Neither virtue, nor vice, is owned exclusively or in greater or lesser proportion by any one race, creed, faction, or what have you. Both are owned in randomly distributed equity (just like, Omygod!, "diversity"! - which, of course, occurs quite naturally without any enthusiasm or rigging by anyone or any group) by just one race: our human one. It's not the amount or the purity of the guilt or shame one feels that advances human rights that count, it's the hard work of living virtuously, chiefly as individuals but also as members of our Enlightenment Liberal collective, that counts, that most effectively advances and widespreads the individual and collective liberty, repsonsibility, and well-being of all people.
"We are all part of the same nation, and our nation has a continuity beyond our individual lives." tomtom
TR: In itself this is fine. Americans can feel pride and shame for their nation in so much as they connect to it.
However individuals are not "America." Should white America feel guilt for every bad policy the US has ever done from 1789 to present? Should we feel guilt over the Asian-Exclusion Acts or the Alien and Sedition Acts? Why? We can say this nation we love has done XYZ bad things, but that doesn't make the nation us.
I'm not even sure feeling guilt helps African Americans. Do they really want to be the object of white guilt? Because to me that's what this does. It once again says African American are passive players even in their own story. This is what I really dislike about liberals. If you are black, disabled, poor, Latino whatever it really doesn't matter what you do. Your life is essentially decided by what white America did or does to you. So Obama's success is no longer about him succeeding. Instead it's about white liberals, their guilt, and how America must "give back" to African Americans. The black man is essentially infantilized all over again. (For a conservative-leaning white person I feel a weird Jeremiah Wright vibe coming on)
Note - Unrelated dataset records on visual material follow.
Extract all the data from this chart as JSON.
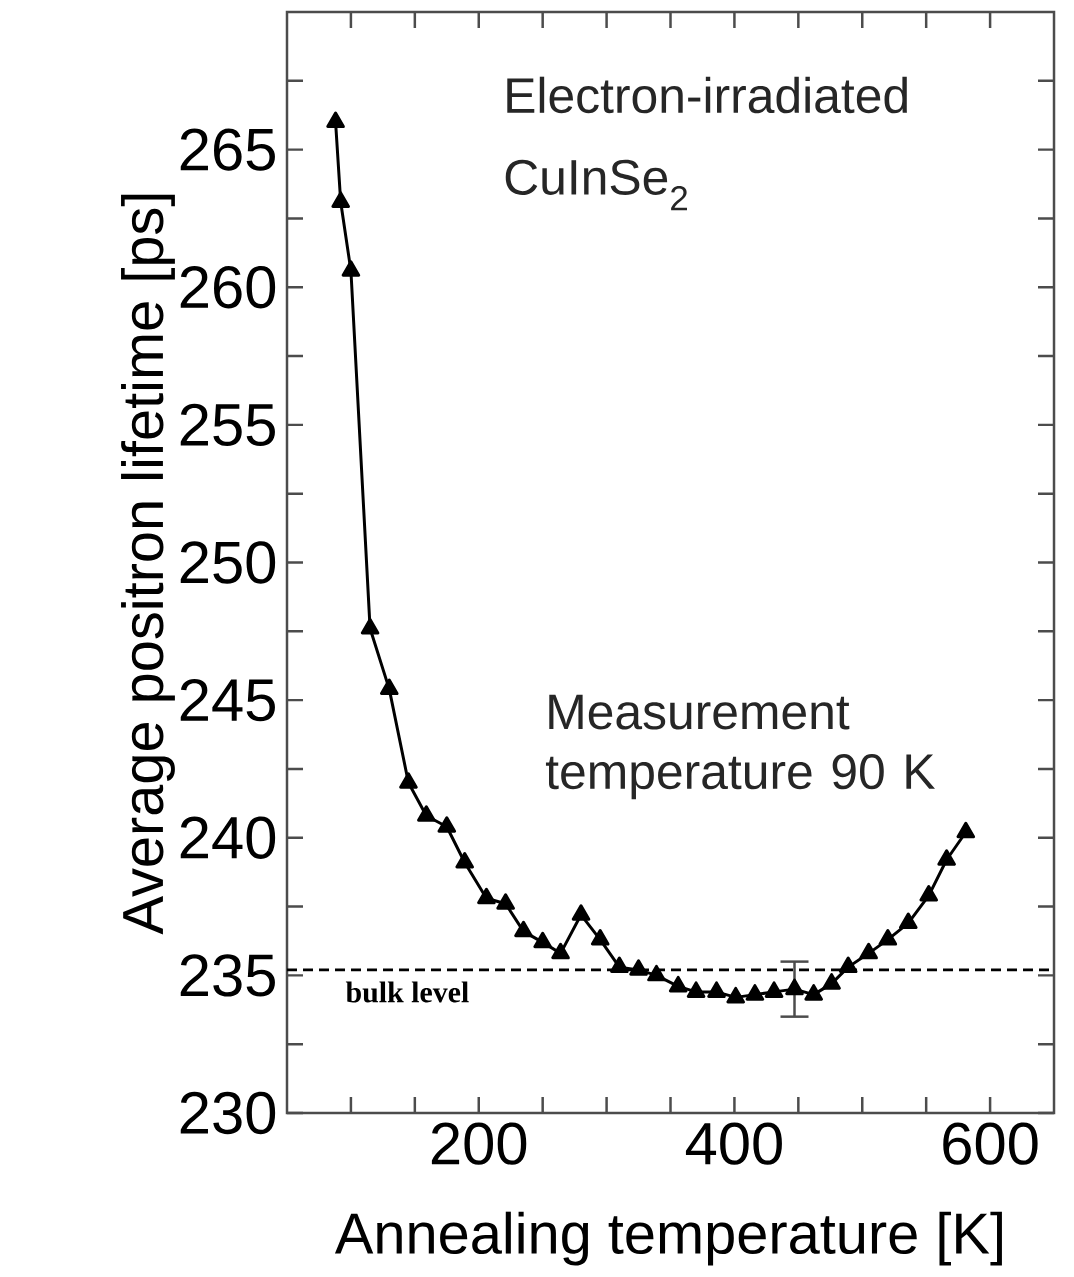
{
  "chart_data": {
    "type": "line",
    "xlabel": "Annealing temperature [K]",
    "ylabel": "Average positron lifetime [ps]",
    "annotations": [
      "Electron-irradiated",
      "CuInSe$_{2}$",
      "Measurement temperature 90 K"
    ],
    "xlim": [
      50,
      650
    ],
    "xticks": [
      {
        "value": 100,
        "label": null
      },
      {
        "value": 150,
        "label": null
      },
      200,
      {
        "value": 250,
        "label": null
      },
      {
        "value": 300,
        "label": null
      },
      {
        "value": 350,
        "label": null
      },
      400,
      {
        "value": 450,
        "label": null
      },
      {
        "value": 500,
        "label": null
      },
      {
        "value": 550,
        "label": null
      },
      600
    ],
    "ylim": [
      230,
      270
    ],
    "yticks": [
      230,
      {
        "value": 232.5,
        "label": null
      },
      235,
      {
        "value": 237.5,
        "label": null
      },
      240,
      {
        "value": 242.5,
        "label": null
      },
      245,
      {
        "value": 247.5,
        "label": null
      },
      250,
      {
        "value": 252.5,
        "label": null
      },
      255,
      {
        "value": 257.5,
        "label": null
      },
      260,
      {
        "value": 262.5,
        "label": null
      },
      265,
      {
        "value": 267.5,
        "label": null
      }
    ],
    "grid": false,
    "marker": "triangle",
    "line_style": "solid",
    "ref_lines": [
      {
        "axis": "y",
        "value": 235.2,
        "label": "bulk level",
        "color": "#000000",
        "line_style": "dashed"
      }
    ],
    "series": [
      {
        "color": "#000000",
        "x": [
          88,
          92,
          100,
          115,
          130,
          145,
          159,
          175,
          189,
          206,
          221,
          235,
          250,
          264,
          280,
          295,
          310,
          325,
          339,
          356,
          370,
          386,
          401,
          416,
          431,
          447,
          462,
          476,
          489,
          505,
          520,
          536,
          552,
          566,
          581
        ],
        "values": [
          266.0,
          263.1,
          260.6,
          247.6,
          245.4,
          242.0,
          240.8,
          240.4,
          239.1,
          237.8,
          237.6,
          236.6,
          236.2,
          235.8,
          237.2,
          236.3,
          235.3,
          235.2,
          235.0,
          234.6,
          234.4,
          234.4,
          234.2,
          234.3,
          234.4,
          234.5,
          234.3,
          234.7,
          235.3,
          235.8,
          236.3,
          236.9,
          237.9,
          239.2,
          240.2
        ],
        "errors": [
          null,
          null,
          null,
          null,
          null,
          null,
          null,
          null,
          null,
          null,
          null,
          null,
          null,
          null,
          null,
          null,
          null,
          null,
          null,
          null,
          null,
          null,
          null,
          null,
          null,
          1.0,
          null,
          null,
          null,
          null,
          null,
          null,
          null,
          null,
          null
        ]
      }
    ]
  }
}
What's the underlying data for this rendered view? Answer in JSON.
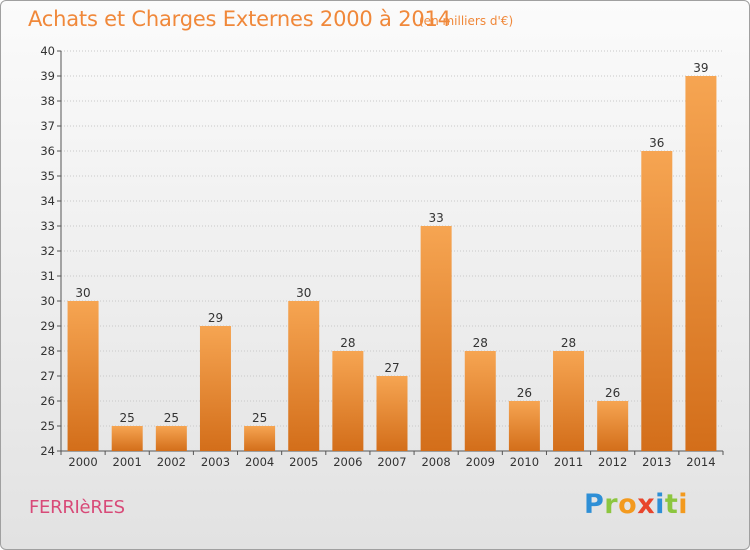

"I have noticed that some conservatives only to countenance feelings of pride or love, and cannot deal with their necessary counterparts, shame and guilt.In Japan it is the the right which fights to sanitize WWII in their textbooks. Likewise in the US regarding slavery." tomtom
TR: You must mean "in a national sense." Conservatives certainly believe in shame and guilt for actions people do. In Japan "right-wingers" are perhaps more likely to still commit suicide over shame and guilt. In the US many conservatives are Christians who believe in original sin and that everyone is, metaphorically speaking, capable of crucifying Jesus.
"Megan's obtuseness on this issue" tomtom
TR: I believe this one was by a guest blogger.